CYP76AK6 and its homolog, CYP76AK8, catalyze successive oxidation events at C-20. Formation of 1 by CYP76AK6 (pink) and CYP76AK8 (teal) in yeast cells coexpressing CYP76AH24 and SpMilS. TMS-derivatized extracts of yeast cultures analyzed by GC-MS revealed the formation of 1 (Top), identified by comparison with authentic standard (blue) (Bottom). Enzymatic assays containing microsomal preparations of CYP76AH24 ortholog and CYP76AK6 (pink) or CYP76AK8 (teal), 16 and NADPH revealed the formation of 1 in vitro (Middle).

Fig. 5.

Proposed mechanism for the biosynthesis of carnosic-acid–related diterpenes in S. pomifera and R. officinalis.
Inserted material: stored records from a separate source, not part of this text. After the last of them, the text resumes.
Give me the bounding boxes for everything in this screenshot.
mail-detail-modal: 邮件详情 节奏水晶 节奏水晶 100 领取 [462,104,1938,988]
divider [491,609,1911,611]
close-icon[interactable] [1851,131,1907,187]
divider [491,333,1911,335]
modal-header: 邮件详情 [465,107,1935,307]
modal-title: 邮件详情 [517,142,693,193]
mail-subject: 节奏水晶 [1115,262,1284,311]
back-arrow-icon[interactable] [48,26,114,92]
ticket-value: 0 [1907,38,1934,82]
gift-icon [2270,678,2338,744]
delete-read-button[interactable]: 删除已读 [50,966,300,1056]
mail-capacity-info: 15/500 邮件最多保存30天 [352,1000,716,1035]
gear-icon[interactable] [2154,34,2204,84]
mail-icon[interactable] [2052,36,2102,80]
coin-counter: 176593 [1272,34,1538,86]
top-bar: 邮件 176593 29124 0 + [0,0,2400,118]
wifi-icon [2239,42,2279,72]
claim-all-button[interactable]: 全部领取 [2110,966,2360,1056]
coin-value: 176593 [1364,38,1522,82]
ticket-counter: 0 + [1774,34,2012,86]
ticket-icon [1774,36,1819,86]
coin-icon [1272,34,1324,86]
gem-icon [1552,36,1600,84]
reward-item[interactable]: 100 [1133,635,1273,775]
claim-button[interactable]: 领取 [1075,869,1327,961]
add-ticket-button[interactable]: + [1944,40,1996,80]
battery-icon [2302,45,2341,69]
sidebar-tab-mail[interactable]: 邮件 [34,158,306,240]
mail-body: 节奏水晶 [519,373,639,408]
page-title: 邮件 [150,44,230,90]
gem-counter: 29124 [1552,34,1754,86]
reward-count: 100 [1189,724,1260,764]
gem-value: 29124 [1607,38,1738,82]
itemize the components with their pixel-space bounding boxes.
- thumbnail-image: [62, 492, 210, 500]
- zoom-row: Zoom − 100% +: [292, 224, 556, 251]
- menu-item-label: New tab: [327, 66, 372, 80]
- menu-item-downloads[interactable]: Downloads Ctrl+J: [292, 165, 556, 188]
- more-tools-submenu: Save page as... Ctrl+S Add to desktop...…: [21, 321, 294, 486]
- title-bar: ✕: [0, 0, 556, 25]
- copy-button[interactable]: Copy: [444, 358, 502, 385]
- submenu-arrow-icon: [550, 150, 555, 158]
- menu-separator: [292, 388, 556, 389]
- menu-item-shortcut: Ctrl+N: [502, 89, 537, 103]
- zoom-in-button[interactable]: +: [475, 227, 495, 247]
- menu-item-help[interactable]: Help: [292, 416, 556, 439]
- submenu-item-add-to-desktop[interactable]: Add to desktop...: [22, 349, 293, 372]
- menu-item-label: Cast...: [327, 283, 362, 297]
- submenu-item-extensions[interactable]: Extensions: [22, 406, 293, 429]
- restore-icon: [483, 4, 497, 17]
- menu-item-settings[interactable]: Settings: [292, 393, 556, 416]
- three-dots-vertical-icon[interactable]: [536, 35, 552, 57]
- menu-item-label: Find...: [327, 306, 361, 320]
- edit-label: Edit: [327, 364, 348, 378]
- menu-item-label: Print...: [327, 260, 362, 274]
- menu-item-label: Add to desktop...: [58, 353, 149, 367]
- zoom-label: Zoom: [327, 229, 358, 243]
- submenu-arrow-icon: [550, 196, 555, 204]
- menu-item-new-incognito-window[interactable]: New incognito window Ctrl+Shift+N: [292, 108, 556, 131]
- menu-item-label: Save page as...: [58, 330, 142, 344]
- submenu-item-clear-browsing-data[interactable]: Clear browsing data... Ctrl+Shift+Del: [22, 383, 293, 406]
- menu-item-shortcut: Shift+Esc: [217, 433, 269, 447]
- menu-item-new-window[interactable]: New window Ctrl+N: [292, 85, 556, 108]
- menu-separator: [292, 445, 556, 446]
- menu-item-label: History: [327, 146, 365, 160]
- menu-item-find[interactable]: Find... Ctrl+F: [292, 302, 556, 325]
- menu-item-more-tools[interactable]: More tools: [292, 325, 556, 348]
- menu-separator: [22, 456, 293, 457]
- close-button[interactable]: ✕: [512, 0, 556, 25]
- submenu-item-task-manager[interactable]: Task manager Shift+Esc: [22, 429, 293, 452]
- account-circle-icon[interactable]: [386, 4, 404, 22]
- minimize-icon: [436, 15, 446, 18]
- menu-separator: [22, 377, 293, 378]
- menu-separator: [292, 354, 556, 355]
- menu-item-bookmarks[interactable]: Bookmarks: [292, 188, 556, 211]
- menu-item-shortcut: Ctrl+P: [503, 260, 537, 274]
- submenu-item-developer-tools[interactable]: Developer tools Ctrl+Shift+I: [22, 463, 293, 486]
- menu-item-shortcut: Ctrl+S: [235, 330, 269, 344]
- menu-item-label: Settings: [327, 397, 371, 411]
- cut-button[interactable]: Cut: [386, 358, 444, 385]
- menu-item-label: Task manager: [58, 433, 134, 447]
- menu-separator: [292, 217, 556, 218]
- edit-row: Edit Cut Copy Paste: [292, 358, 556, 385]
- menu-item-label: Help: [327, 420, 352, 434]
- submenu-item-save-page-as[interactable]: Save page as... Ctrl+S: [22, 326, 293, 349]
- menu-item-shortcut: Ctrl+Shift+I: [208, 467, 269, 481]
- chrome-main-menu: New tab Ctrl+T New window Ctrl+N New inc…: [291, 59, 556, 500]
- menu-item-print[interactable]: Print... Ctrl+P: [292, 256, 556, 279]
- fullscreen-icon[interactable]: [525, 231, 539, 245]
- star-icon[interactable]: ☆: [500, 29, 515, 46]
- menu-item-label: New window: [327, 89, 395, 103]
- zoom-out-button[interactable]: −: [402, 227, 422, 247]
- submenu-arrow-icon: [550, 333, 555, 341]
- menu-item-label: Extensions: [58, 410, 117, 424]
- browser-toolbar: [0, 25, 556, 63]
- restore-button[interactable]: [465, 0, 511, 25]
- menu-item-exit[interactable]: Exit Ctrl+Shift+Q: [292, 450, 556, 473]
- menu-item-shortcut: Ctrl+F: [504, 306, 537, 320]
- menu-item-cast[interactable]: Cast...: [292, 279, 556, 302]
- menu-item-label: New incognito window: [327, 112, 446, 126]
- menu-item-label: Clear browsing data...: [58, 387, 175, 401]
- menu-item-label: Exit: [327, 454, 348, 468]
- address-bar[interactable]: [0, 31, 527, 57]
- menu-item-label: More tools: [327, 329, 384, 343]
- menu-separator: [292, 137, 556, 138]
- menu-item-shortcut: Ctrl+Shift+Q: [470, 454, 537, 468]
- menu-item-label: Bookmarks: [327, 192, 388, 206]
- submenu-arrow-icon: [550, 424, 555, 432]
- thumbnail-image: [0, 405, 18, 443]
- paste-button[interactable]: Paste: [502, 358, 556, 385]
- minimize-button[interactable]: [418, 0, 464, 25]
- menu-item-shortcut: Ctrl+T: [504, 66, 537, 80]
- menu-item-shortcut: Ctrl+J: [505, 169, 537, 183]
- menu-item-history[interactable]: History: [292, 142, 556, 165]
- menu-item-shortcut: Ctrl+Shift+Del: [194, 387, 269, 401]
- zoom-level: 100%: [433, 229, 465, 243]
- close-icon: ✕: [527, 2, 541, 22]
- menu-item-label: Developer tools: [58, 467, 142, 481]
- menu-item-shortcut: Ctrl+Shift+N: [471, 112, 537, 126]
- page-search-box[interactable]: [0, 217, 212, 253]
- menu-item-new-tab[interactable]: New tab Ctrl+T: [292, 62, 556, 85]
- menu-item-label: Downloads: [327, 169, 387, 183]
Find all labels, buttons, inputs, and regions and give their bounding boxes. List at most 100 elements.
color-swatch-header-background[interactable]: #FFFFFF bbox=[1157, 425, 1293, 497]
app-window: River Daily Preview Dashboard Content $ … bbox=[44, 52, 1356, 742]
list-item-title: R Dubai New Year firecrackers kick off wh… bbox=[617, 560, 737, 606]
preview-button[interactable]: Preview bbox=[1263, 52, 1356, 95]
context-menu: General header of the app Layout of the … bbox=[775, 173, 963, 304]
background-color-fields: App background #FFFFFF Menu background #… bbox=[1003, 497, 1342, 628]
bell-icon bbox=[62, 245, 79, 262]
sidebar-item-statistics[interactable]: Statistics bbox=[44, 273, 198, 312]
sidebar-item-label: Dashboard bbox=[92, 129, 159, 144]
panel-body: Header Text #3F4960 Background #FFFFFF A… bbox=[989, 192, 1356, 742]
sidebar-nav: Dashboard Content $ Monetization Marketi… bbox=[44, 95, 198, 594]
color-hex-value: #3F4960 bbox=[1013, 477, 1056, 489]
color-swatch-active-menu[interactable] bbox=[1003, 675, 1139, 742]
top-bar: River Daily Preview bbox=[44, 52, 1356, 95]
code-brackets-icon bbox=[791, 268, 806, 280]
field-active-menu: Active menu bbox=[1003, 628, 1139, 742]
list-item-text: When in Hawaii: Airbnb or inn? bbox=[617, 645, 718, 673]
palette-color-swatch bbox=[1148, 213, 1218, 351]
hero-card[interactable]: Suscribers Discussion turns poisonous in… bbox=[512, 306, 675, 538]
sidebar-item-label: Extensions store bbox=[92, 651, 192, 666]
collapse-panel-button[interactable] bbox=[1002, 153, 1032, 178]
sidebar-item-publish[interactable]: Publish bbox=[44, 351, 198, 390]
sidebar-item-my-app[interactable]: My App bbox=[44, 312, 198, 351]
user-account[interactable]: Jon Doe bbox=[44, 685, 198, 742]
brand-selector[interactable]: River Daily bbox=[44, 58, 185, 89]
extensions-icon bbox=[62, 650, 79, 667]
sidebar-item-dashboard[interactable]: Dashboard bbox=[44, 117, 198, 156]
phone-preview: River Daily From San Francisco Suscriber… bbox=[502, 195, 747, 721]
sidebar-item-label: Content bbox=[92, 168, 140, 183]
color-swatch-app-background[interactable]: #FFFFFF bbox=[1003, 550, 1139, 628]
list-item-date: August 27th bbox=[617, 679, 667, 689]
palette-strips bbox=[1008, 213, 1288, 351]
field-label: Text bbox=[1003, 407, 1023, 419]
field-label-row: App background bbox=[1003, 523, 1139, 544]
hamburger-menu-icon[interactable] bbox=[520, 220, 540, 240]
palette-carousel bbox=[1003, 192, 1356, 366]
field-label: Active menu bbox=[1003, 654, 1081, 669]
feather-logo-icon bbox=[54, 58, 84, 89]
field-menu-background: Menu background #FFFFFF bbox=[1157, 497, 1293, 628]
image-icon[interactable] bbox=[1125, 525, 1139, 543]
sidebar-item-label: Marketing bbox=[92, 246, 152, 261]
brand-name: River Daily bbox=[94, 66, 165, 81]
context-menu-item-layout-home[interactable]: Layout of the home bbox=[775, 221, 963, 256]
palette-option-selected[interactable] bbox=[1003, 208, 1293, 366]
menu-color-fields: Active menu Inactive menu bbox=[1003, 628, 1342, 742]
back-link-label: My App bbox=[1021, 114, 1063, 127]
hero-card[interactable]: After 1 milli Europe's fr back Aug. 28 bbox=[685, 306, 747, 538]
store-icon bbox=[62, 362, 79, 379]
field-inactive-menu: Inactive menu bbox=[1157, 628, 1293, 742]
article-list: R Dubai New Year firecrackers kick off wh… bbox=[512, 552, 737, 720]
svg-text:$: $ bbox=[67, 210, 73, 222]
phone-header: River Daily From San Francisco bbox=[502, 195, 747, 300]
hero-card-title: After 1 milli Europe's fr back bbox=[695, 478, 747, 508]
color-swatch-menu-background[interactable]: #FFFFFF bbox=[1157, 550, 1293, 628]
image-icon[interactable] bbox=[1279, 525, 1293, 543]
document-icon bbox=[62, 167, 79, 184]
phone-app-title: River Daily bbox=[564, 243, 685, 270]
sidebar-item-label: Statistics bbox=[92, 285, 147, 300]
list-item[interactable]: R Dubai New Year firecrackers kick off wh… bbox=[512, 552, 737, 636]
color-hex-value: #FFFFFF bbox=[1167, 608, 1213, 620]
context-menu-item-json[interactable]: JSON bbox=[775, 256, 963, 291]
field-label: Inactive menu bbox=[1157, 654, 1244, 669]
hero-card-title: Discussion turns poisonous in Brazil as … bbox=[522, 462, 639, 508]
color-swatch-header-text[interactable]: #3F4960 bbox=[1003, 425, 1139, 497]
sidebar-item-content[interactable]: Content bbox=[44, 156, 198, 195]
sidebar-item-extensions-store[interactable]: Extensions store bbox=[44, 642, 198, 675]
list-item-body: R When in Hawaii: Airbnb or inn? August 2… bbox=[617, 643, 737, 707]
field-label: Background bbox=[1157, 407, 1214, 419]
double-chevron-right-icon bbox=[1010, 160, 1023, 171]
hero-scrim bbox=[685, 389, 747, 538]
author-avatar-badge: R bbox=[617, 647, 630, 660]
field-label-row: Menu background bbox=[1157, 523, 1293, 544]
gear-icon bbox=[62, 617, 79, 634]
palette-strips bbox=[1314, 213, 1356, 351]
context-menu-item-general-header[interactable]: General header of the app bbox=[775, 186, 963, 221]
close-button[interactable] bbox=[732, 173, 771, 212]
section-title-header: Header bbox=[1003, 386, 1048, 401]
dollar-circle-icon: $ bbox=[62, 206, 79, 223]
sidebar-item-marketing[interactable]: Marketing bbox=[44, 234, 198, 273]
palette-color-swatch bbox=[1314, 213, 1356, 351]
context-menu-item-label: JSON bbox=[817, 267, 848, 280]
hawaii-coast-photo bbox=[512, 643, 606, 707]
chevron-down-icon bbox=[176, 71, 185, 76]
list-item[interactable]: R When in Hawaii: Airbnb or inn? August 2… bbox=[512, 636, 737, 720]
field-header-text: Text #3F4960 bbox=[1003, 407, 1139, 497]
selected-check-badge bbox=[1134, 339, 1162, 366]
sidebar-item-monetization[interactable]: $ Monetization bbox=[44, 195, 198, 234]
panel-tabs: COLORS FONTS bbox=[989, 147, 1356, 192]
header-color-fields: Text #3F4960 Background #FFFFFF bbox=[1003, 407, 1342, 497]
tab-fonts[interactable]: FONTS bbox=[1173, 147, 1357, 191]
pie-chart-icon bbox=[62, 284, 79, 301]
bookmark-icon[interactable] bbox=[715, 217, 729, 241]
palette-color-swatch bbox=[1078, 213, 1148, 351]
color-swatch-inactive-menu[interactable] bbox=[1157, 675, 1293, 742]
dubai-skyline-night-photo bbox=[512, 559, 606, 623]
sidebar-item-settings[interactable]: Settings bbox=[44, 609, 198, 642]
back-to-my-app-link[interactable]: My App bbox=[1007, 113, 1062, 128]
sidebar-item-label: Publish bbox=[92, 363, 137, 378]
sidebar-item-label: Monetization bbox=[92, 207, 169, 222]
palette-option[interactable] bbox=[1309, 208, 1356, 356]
The biosynthesis of labdane-type diterpenes in S. pomifera (black) and R. officinalis (red) is initiated by the action of bifunctional enzymes, CYP76AH24 or CYP76AH4, respectively, which are responsible for the hydroxylation of 15 initially at position C-12 to produce 16 and subsequently at position C-11 to yield 17. The same bifunctional enzymes can also catalyze two successive oxidation events on 14 to yield 18. A S. pomifera enzyme, CYP71BE52, catalyzes oxidation of 16 at position 2α to synthesize 6. CYP76AK6 or CYP76AK8 catalyze successive oxygenations at position C-20 of 16 and 17 to yield 7 via 19, and 1, respectively. In the yeast platform, 1 is further oxidized to 8 by a yet undefined mechanism. The combined activities of CYP76AH24, CYP71BE52, and CYP76AK6 on the abietatriene skeleton (Inset) are sufficient to explain the biosynthesis of the main diterpenes (1, 6-11) isolated from S. pomifera and R. officinalis.